A recent VA Office of the Inspector General report was used as a prime example of VA’s inability to deal with clinicians who are putting patients in danger. The report details a case involving an ophthalmologist working at a VA facility in VISN 10, which covers Michigan, Indiana and Ohio. The report does not specify the facility or reveal the clinician’s name.

The ophthalmologist began performing cataract surgeries in February of 2017. Within a few months, facility leaders were informed that, during procedures, the surgeon seemed to lack confidence and that procedures were taking excessively long, with a 30-minute surgery lasting as long as two hours.

That is in contrast to most surgeons being able to complete six to eight cataract surgeries during a scheduled operating room day. After a year, this surgeon was only able to complete two in a day. An attempt by the chief of surgery to increase that number by one each month beginning in April 2017 resulted in reports of increased complications and suboptimal outcomes, and the surgeon’s assigned cases were decreased again. More complex cases were referred out to community care providers.

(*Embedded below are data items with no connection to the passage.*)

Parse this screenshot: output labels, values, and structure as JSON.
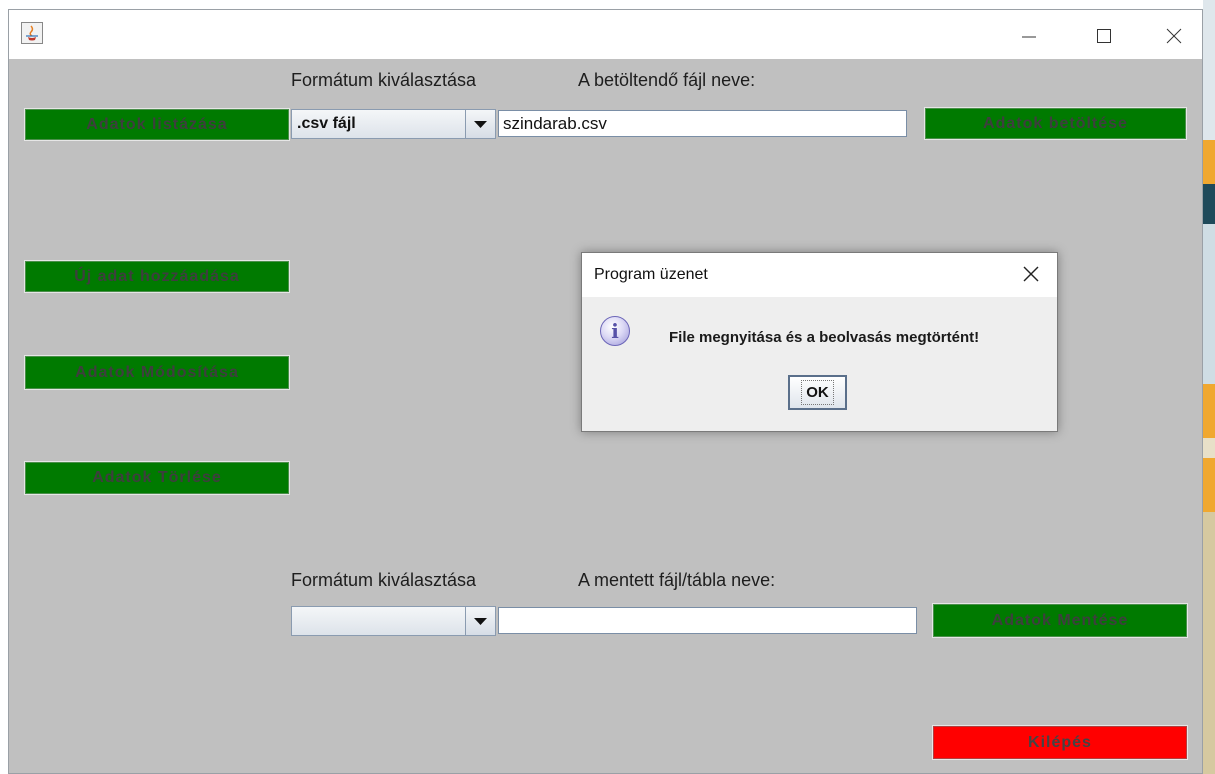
{
  "window": {
    "load_format_label": "Formátum kiválasztása",
    "load_file_label": "A betöltendő fájl neve:",
    "load_format_value": ".csv fájl",
    "load_file_value": "szindarab.csv",
    "save_format_label": "Formátum kiválasztása",
    "save_file_label": "A mentett fájl/tábla neve:",
    "save_format_value": "",
    "save_file_value": ""
  },
  "buttons": {
    "list": "Adatok listázása",
    "load": "Adatok betöltése",
    "add": "Új adat hozzáadása",
    "modify": "Adatok Módosítása",
    "delete": "Adatok Törlése",
    "save": "Adatok Mentése",
    "exit": "Kilépés"
  },
  "dialog": {
    "title": "Program üzenet",
    "message": "File megnyitása és a beolvasás megtörtént!",
    "ok_label": "OK",
    "icon": "info-icon"
  },
  "colors": {
    "button_green": "#007a00",
    "button_red": "#ff0000",
    "panel_bg": "#c0c0c0"
  }
}
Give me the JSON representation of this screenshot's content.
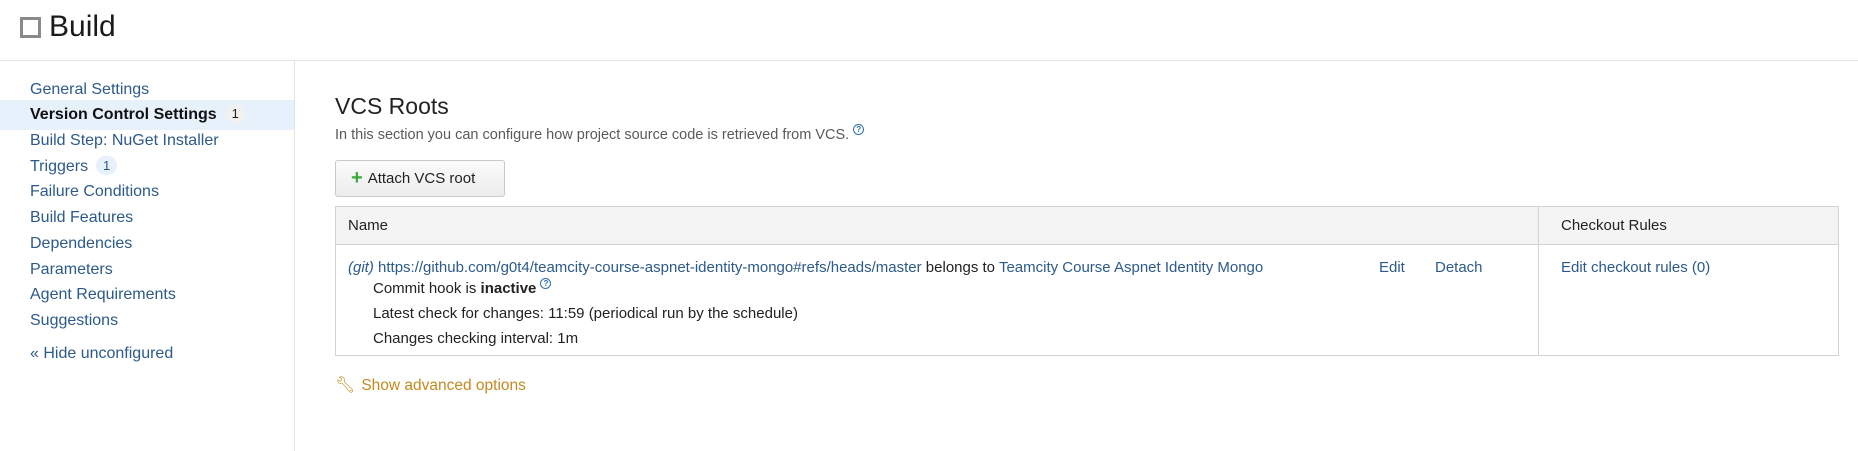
{
  "header": {
    "title": "Build"
  },
  "sidebar": {
    "items": [
      {
        "label": "General Settings"
      },
      {
        "label": "Version Control Settings",
        "badge": "1"
      },
      {
        "label": "Build Step: NuGet Installer"
      },
      {
        "label": "Triggers",
        "badge": "1"
      },
      {
        "label": "Failure Conditions"
      },
      {
        "label": "Build Features"
      },
      {
        "label": "Dependencies"
      },
      {
        "label": "Parameters"
      },
      {
        "label": "Agent Requirements"
      },
      {
        "label": "Suggestions"
      }
    ],
    "hide_unconfigured": "« Hide unconfigured"
  },
  "main": {
    "title": "VCS Roots",
    "description": "In this section you can configure how project source code is retrieved from VCS.",
    "help_glyph": "?",
    "attach_button": "Attach VCS root",
    "table": {
      "headers": {
        "name": "Name",
        "checkout_rules": "Checkout Rules"
      },
      "row": {
        "type_tag": "(git)",
        "url": "https://github.com/g0t4/teamcity-course-aspnet-identity-mongo#refs/heads/master",
        "belongs_to": "belongs to",
        "project": "Teamcity Course Aspnet Identity Mongo",
        "edit": "Edit",
        "detach": "Detach",
        "commit_hook_prefix": "Commit hook is",
        "commit_hook_status": "inactive",
        "latest_check": "Latest check for changes: 11:59 (periodical run by the schedule)",
        "interval": "Changes checking interval: 1m",
        "checkout_rules": "Edit checkout rules (0)"
      }
    },
    "advanced_options": "Show advanced options"
  },
  "colors": {
    "link": "#2c5a8a",
    "accent_orange": "#c48a1e",
    "active_bg": "#e6f1fb",
    "plus_green": "#3aa83a"
  },
  "icons": [
    "square-logo-icon",
    "help-icon",
    "plus-icon",
    "wrench-icon"
  ]
}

It was not until September 2017 that the chief of surgery requested that one of the facility’s contract ophthalmologists observe the surgeon during cataract surgeries. While the observer’s report found that the results of the surgery fell “within community standards,” OIG investigators later discovered that the criteria the observer used did not actually address the concerns that had been brought forward. For example, the report did not describe the complexity of the cases, how many cases were observed or the time it took to complete them. According to investigators, the chief of surgery appeared to not question the deficiencies of the report, and the ophthalmologist was allowed to continue operating.